Although the SEC’s initial research on the August 24 trading events, which it published as a white paper in December, does not detail the source of the increased market order volume, Paul O’Donnell, a managing director with Morgan Stanley, suggested the regulator analyze the non-publicly accessible Order Audit Trail System data “to understand the source of liquidity-taking order flow.”

The general consensus articulated by EMSAC members was that stop orders entered by retail investors and investment advisors without a limit price was the likely culprit and suggested that regulators and the sell side stress educate retail investors better about potential effects of the order type.

“Retail investors need to know the risk of an unpriced order in the market,” said NYSE’s Cunningham. “NYSE will stop accepting stop orders despite the pushback from investors. We think this is good for investors.”

Rival Nasdaq OMX never accepted market orders, according to Frank Hatheway, chief economist at Nasdaq.

Other market-structure reforms suggested by Hubert De Jesus, co-head of market structure & electronic trading at BlackRock, and Paul O’Donnell, a managing director at Morgan Stanley, included better harmonizations between the futures and equities markets and the equities markets themselves, especially during market openings and re-openings.
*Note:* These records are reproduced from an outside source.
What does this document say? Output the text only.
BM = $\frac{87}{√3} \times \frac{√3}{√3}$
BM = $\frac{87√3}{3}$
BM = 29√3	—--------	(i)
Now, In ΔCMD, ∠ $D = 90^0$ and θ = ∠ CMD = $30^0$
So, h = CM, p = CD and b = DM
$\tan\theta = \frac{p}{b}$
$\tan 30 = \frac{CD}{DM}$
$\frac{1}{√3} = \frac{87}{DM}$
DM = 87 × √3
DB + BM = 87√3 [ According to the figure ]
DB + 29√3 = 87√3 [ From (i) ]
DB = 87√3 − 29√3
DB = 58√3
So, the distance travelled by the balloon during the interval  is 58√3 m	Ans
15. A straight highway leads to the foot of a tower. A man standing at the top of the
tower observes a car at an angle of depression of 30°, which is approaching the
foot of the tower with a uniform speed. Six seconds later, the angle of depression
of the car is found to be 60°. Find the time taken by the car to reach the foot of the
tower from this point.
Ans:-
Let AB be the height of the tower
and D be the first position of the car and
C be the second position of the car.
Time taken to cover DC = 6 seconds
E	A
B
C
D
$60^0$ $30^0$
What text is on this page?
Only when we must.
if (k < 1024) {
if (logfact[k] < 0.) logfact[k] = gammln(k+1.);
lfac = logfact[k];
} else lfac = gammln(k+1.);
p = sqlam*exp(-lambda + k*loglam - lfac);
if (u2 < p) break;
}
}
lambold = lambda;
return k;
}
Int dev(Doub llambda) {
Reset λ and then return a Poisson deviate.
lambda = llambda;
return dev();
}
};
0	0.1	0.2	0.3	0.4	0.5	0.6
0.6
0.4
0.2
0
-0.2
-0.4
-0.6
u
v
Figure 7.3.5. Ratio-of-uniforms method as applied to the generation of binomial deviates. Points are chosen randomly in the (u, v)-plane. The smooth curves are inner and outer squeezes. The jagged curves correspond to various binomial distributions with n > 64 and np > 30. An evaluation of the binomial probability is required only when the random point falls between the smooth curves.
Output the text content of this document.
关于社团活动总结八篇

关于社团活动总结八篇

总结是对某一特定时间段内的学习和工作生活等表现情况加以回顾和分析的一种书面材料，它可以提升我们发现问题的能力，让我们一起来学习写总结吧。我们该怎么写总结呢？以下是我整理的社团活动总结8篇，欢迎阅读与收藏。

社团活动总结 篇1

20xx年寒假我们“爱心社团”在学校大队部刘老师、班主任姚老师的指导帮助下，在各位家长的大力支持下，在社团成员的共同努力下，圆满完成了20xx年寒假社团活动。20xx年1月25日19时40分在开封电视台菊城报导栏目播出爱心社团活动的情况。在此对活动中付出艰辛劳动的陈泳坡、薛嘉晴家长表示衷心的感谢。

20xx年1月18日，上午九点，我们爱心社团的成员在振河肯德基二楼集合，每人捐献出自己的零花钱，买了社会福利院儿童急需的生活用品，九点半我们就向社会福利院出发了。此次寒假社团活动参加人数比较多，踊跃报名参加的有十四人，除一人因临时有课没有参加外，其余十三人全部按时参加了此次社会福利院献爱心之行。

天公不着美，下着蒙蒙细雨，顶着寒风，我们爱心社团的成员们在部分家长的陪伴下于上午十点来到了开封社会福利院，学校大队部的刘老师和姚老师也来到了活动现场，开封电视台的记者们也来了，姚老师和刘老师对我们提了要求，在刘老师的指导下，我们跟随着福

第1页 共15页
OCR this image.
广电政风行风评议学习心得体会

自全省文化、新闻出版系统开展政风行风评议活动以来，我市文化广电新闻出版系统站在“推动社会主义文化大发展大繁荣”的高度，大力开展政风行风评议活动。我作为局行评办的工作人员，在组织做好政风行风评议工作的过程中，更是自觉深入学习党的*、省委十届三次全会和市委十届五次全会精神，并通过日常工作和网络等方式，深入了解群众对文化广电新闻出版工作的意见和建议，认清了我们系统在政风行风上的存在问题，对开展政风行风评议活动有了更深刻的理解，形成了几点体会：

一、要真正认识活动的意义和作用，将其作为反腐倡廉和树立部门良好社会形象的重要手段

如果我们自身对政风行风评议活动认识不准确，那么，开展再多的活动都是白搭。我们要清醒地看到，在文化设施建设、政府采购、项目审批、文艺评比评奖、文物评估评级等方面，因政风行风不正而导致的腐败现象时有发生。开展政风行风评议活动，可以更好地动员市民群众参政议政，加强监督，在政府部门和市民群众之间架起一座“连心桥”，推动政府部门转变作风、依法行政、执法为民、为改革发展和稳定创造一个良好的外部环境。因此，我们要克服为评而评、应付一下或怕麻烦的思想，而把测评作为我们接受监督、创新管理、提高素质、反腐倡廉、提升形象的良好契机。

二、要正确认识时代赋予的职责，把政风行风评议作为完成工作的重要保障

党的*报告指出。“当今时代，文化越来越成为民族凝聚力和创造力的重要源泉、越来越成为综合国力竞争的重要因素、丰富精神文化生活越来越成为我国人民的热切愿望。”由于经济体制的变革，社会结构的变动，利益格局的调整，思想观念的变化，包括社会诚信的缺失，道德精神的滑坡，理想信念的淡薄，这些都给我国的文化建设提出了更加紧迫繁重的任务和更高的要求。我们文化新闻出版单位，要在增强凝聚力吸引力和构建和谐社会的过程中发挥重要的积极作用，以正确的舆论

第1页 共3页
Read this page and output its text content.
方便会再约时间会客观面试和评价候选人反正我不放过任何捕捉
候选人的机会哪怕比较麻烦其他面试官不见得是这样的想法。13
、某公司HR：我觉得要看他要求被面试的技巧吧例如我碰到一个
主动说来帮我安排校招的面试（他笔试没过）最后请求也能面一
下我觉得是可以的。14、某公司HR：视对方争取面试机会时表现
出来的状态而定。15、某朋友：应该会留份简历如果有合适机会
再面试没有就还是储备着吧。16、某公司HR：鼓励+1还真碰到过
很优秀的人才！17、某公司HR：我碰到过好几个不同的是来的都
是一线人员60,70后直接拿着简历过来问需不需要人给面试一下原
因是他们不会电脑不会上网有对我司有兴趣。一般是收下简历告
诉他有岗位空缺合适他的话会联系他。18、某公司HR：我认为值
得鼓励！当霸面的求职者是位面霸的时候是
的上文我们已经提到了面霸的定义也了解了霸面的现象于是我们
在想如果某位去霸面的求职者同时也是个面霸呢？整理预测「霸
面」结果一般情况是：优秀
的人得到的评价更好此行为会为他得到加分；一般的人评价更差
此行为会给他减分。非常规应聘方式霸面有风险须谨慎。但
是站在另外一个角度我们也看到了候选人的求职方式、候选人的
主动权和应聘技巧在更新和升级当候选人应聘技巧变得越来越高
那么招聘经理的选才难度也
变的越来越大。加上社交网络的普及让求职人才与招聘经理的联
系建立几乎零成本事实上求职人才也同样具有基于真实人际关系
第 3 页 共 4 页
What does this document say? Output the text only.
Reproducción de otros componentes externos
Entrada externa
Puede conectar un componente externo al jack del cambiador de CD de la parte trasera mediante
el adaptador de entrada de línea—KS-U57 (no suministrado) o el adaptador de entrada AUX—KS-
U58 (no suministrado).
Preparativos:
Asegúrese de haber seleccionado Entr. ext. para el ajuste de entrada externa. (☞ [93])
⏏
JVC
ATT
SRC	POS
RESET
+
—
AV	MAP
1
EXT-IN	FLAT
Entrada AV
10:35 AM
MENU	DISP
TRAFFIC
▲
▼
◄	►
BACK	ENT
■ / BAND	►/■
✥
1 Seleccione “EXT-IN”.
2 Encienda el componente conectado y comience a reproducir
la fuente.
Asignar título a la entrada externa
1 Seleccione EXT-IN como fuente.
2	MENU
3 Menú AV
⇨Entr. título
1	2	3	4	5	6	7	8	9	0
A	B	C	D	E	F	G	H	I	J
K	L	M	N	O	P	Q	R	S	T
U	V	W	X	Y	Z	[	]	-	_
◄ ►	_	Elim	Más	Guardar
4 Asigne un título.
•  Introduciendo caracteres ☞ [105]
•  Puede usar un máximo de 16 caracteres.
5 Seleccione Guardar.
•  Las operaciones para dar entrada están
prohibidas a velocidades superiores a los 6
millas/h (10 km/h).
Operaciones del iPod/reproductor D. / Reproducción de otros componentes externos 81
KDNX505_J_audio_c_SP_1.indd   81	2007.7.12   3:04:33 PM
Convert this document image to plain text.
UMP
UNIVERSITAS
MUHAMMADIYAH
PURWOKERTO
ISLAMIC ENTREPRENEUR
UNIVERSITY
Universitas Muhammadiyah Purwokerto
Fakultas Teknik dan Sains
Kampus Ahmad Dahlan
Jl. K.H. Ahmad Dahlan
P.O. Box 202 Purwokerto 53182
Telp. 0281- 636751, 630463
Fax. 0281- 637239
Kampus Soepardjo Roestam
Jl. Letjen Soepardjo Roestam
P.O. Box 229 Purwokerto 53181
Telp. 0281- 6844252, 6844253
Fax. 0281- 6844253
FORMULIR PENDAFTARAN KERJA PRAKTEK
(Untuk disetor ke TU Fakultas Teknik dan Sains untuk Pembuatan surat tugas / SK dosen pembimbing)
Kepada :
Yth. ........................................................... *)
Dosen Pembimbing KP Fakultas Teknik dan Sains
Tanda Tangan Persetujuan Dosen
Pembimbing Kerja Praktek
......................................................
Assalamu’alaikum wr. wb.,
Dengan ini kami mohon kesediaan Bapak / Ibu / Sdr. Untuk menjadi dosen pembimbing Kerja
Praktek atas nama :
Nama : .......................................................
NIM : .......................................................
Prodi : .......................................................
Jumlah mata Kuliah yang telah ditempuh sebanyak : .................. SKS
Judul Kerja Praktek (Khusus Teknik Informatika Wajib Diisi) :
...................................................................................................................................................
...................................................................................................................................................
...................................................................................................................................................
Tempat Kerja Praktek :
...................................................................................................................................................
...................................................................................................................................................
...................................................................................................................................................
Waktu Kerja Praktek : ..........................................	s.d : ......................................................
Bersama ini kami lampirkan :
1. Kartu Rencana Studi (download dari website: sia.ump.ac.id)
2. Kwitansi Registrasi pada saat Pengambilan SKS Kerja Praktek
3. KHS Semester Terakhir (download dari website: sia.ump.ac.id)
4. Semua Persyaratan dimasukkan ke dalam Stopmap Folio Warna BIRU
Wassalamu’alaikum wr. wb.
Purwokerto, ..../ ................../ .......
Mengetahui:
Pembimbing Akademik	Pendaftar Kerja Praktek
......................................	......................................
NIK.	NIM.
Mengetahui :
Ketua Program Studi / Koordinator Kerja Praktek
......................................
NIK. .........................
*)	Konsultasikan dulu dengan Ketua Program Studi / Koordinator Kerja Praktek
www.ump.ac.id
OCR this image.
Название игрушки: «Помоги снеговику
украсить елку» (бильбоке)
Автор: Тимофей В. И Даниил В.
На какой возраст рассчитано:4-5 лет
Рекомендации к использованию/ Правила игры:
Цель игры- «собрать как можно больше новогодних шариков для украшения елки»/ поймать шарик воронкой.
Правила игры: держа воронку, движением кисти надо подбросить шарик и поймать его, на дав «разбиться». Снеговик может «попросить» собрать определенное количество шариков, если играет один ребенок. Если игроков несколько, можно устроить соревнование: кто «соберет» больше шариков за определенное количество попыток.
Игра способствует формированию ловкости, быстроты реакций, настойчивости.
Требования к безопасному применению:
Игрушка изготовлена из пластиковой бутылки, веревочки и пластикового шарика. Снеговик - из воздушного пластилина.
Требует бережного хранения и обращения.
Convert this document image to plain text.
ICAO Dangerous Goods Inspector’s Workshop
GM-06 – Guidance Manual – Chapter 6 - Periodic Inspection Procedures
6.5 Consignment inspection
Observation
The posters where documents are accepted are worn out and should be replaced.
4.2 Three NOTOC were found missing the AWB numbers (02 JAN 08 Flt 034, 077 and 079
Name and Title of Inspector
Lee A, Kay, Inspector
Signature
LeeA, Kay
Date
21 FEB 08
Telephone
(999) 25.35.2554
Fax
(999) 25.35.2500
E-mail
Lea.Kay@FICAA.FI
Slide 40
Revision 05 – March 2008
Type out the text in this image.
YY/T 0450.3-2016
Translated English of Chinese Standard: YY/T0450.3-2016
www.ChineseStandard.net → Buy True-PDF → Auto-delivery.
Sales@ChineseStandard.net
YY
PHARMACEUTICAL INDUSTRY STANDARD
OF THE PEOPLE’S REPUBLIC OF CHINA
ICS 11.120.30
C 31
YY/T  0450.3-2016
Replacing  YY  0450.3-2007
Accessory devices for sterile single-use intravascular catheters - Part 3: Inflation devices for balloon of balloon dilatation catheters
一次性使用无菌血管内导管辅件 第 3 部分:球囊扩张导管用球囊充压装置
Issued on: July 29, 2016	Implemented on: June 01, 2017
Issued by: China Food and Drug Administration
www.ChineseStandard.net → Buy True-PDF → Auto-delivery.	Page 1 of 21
Overall, the industry presenters stated that the events of August 24 were much better than the May 6, 2010 flash crash, which spawned the current set of market-structure reforms.

“The market-data delivery systems and post-trade systems worked well,” admitted NYSE’s Cunningham. “We did not see the problems that we saw in the past.”

“We didn’t see stocks trading for a penny, but there is room for improvement,” acknowledged O’Donnell.